- Sidi Boulaalam Location of Sidi Boulaalam within Morocco
- Coordinates: 31°40′39″N 9°16′21″W﻿ / ﻿31.67750°N 9.27250°W
- Country: Morocco
- Region: Marrakesh-Safi
- Province: Essaouira
- Elevation: 453 m (1,486 ft)

Population (2014)
- • Total: 8,142
- Time zone: UTC+0 (WET)
- • Summer (DST): UTC+1 (WEST)

= Sidi Boulaalam =

Sidi Boulaalam (سيدي بولعلام) is a small town and rural commune in Essaouira Province, Marrakesh-Safi, Morocco. It is about 145 km southwest of Casablanca, north of Route 207 (the Essaouira-Marrakesh road), along Route 2202 between Sidi Aissa Regragui to the northwest and Route 2200 to Tafetachte.

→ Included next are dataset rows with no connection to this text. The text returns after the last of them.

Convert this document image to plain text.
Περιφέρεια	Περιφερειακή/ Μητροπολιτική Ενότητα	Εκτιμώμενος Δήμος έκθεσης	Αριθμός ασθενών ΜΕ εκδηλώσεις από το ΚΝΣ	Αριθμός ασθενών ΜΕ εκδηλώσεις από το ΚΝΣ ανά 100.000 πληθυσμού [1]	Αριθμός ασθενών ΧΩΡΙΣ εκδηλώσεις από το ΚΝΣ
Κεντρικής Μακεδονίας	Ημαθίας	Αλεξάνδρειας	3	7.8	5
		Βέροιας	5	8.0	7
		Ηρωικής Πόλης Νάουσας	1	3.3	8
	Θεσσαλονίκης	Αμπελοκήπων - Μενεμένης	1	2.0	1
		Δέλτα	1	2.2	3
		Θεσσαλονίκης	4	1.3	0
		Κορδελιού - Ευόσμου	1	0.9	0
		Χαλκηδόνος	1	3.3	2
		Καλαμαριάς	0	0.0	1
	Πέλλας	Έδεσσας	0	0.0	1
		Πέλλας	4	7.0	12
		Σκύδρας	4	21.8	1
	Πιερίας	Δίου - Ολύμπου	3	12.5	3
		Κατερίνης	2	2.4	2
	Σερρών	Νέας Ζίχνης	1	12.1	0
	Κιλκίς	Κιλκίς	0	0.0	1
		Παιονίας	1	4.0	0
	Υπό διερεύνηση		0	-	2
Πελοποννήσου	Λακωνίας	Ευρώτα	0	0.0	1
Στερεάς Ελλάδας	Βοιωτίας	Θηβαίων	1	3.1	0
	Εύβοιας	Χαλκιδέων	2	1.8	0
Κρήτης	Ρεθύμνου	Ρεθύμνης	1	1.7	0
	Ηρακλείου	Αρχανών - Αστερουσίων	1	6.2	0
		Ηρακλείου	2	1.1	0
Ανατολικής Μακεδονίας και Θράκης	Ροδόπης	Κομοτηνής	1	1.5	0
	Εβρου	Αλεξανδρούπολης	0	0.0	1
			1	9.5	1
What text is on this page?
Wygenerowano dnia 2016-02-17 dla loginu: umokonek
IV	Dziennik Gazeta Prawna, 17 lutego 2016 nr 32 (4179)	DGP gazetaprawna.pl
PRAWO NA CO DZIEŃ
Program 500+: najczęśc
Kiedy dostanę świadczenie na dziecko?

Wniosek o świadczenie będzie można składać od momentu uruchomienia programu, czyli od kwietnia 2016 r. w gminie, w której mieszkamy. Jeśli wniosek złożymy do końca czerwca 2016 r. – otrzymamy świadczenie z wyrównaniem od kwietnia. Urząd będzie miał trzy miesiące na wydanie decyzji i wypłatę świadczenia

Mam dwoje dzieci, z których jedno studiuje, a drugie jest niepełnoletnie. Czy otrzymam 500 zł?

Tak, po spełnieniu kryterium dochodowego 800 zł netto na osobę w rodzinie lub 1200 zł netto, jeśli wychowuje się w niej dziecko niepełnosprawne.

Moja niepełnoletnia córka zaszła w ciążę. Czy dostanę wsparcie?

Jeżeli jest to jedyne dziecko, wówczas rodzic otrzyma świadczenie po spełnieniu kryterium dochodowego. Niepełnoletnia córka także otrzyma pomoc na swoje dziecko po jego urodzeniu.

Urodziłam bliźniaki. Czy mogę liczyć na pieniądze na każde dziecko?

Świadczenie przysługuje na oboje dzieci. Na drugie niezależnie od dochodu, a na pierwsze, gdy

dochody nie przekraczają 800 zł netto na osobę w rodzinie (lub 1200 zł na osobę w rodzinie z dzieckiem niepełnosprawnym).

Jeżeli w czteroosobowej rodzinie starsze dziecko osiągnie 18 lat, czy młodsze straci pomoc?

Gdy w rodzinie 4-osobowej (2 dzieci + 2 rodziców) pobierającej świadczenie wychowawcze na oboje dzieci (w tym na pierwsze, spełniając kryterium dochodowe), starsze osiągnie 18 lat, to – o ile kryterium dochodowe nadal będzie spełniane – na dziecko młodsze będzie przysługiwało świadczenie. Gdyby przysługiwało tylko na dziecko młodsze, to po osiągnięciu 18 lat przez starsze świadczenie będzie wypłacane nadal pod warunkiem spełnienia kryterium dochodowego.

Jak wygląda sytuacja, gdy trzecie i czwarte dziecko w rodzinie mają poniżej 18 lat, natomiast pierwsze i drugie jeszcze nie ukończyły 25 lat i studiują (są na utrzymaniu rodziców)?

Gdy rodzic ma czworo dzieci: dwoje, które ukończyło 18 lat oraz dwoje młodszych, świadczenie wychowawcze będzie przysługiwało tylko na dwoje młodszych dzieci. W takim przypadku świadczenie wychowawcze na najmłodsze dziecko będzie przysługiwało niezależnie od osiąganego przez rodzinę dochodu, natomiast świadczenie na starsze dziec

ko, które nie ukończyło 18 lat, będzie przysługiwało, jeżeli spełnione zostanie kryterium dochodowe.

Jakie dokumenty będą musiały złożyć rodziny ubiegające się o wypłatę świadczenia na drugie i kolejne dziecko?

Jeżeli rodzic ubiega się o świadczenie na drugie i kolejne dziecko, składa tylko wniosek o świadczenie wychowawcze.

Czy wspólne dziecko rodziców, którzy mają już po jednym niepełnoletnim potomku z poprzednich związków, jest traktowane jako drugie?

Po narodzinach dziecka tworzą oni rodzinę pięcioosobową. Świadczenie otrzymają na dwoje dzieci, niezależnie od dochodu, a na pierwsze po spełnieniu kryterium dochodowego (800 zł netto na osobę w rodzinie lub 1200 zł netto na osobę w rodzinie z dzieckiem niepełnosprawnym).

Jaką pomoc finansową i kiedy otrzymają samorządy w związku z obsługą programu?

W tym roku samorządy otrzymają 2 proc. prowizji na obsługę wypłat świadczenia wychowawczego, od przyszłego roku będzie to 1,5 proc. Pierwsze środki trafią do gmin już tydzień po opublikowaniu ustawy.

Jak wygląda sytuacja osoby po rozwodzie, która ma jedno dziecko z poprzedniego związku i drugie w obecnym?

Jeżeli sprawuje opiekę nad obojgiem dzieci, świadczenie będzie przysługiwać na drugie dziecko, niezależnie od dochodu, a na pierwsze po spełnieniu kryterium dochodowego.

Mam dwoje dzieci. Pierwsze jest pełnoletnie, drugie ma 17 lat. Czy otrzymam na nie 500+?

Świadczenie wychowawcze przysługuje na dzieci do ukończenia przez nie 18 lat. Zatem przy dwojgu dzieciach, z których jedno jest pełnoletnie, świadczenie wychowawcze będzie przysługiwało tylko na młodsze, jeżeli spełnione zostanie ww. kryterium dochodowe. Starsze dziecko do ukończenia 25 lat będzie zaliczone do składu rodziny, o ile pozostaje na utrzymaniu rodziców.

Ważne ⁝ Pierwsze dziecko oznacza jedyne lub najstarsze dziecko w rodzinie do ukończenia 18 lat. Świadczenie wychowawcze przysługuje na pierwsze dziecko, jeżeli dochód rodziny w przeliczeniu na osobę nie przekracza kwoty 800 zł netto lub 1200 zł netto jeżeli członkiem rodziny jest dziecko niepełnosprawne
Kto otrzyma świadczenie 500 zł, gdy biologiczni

At the time of the 2014 census, the commune had a total population of 8,142 people living in 1,561 households. This was up from the 2004 census of 7,880 people in 1,310 households.

The climate in Sidi Boulaalam is semi-arid, with cooler winters than the coast, freezing occurring in the winter, but it is warmer than the coast in summer. The Köppen-Geiger climate classification is BSk. The average total annual rainfall is only 327 mm, with most of it occurring in the winter, and almost no precipitation in July and August.

Fifteen people were killed and many more injured there during a crowd crush for food in November 2017.